Naive Bayes Bean Properties and Use

Properties

Mode
Select one of the following agent modes:
Train implies that the network will learn from the data as it is processed.
Test implies that the network will classify and compute the accuracy of data as it is processed.

Use

The Naive Bayes Bean panel is used to create a classifier network. The Mode is set so that the network bean can be trained or used to provide an independant data source to test that training is sufficient.

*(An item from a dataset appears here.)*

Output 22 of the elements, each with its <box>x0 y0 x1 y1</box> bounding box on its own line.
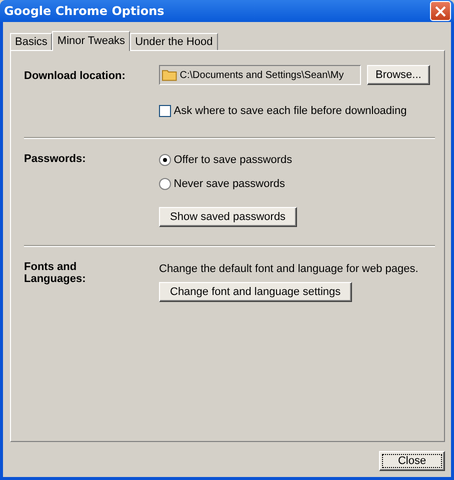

Typically the bean is trained by providing a data source, connecting that data source to a filter, and connecting the filter as input to the classifier bean. The steps described below assume this scenario. Warning: If using data processing, ensure that DataFlow is enabled on the General tab.

To configure the bean:

  1. Create an import data source and open it. This source should have one and only one field defined as output - that's the field that represents the name of the classification. The other fields represent the pattern. The output field should be discrete or categorical.
  2. Create a filter bean if needed, either by adding it to the canvas or generating it from the import.
  3. Connect the import to the filter.
  4. The filter records may need modification: for example, shifted by 1 to accomodate different index origins. Add -1 to each field if needed.
  5. Connect the filter to the naive bayes bean. Make sure the naive bayes bean has DataFlow enabled.
  6. On the property panel Naive Bayes tab, set the mode to train.
  7. Press the Create network button. This configures the sizes of various data elements in the bean based on the inputs from the import.

To train the bean:

  1. Train the naive bayes bean by pressing the Cycle button on the Agent Editor toolbar.
  2. Set up an inspector on the input and output buffer arrays to watch those values as it trains.

To test the bean:

  1. Once the bean has processed each record in the data source, set the mode to Test.
  2. Step through one record at a time to see whether the network's classification shown in its output buffer matches that of the actual data.